Once example of a study conducted in relation to the perception of time was held in 2005 at the Ludwig Maximilian University of Munich. Psychologists Marc Wittmann and Sara Lenhoff surveyed a sample of 499 participants, aged between 14 and 94. They were asked about how fast they felt time was moving, and had the option to select different answers ranging from “very slowly”, to “very fast”.
The psychologists conducting the study concluded that the perception of short periods of time, namely days, weeks or months, did not change with age. In fact, the general perception for these time periods was that the clocked ticked by quickly.
In contrast, when participants were asked about longer periods of time, such as a decade, a pattern began to emerge. Older people had a much greater tendency to perceive such time periods as moving faster.
The study’s participants aged 40 or older felt that time elapsed slowly in their childhood, but accelerated steadily from when they were in their teens into early adulthood.
The main reason for this is that a human being can estimate the length of an event from two distinct vantage points, prospective and retrospective. As their names suggest, the former occurs when an event is still ongoing, and the latter occurs when an event has ended.

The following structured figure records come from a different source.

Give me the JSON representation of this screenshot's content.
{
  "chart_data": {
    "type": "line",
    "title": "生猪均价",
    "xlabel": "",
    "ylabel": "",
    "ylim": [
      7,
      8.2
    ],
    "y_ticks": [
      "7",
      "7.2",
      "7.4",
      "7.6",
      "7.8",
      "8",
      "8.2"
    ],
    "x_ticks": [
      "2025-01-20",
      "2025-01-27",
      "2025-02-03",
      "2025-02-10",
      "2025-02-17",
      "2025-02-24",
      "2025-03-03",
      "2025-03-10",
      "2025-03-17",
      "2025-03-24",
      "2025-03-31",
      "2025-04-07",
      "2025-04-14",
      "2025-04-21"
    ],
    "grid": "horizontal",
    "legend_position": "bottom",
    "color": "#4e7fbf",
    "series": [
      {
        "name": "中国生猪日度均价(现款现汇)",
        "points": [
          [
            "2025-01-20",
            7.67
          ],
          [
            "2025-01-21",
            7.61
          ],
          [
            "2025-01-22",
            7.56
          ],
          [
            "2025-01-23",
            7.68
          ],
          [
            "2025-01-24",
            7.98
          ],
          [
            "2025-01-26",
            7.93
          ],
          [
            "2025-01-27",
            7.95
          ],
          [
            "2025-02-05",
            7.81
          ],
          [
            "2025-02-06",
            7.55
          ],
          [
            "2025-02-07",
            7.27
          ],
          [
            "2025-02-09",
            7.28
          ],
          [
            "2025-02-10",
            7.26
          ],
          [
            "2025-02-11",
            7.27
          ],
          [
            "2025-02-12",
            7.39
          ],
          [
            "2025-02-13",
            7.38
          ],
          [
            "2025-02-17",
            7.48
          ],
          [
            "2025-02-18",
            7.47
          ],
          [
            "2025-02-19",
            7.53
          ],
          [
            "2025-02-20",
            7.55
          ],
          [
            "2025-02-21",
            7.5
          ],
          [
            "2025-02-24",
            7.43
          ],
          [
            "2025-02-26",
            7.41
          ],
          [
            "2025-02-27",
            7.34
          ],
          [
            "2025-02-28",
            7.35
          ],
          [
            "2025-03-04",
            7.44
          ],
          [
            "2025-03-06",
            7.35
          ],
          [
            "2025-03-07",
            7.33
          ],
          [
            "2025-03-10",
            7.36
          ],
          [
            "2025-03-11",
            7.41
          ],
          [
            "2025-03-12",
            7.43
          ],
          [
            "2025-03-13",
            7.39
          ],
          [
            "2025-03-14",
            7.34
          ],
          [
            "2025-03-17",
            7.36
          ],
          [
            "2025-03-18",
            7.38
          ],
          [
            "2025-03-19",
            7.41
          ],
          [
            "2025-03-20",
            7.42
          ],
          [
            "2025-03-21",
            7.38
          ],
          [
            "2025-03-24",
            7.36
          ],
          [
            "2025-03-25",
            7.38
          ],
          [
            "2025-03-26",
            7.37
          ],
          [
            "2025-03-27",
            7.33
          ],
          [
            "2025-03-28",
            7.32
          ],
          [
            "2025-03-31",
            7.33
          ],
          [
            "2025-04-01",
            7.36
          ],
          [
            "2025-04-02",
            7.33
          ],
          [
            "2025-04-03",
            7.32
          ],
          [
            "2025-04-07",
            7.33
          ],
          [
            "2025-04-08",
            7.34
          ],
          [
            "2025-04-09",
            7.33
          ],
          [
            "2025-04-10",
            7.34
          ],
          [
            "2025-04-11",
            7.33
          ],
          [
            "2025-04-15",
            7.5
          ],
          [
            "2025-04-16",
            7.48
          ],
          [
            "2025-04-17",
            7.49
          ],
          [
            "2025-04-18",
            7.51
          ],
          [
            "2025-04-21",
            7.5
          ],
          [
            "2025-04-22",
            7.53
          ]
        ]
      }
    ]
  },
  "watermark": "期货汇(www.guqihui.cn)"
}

A secondary reason for the perception of accelerated time is that our experience of time simply varies from one experience to the other. This means that there really is truth in the saying “time flies when you’re having fun”. The funny thing is that when we’re in such special moments, they seem to end quickly, however our perception of them when we look back at them makes it seem as if they were much longer than they really were.
It’s believed that the reason for the aforementioned is how the brain encodes new experiences. In other words, the more new memories we build on a weekend getaway, the longer the trip will seem in hindsight.
According to BBC columnist and psychologist Claudia Hammond, this is what’s known as the “holiday paradox”. From childhood through to early adulthood, we go through many new experiences and learn a whole myriad of new skills. As time goes by, our lives become more routine, thus we tend to experience less moments that are unfamiliar.
She contends that because we deal with so many new things in our early lives, this leads to over-representation of our early lives in our autobiographical memory. The inevitable result of this is that the time seems to have lasted longer.
All of these findings don’t mean that we are unable to slow time down in later life. In fact, we can do so by keeping our brains active, continually learning new skills and ideas, and exploring new places.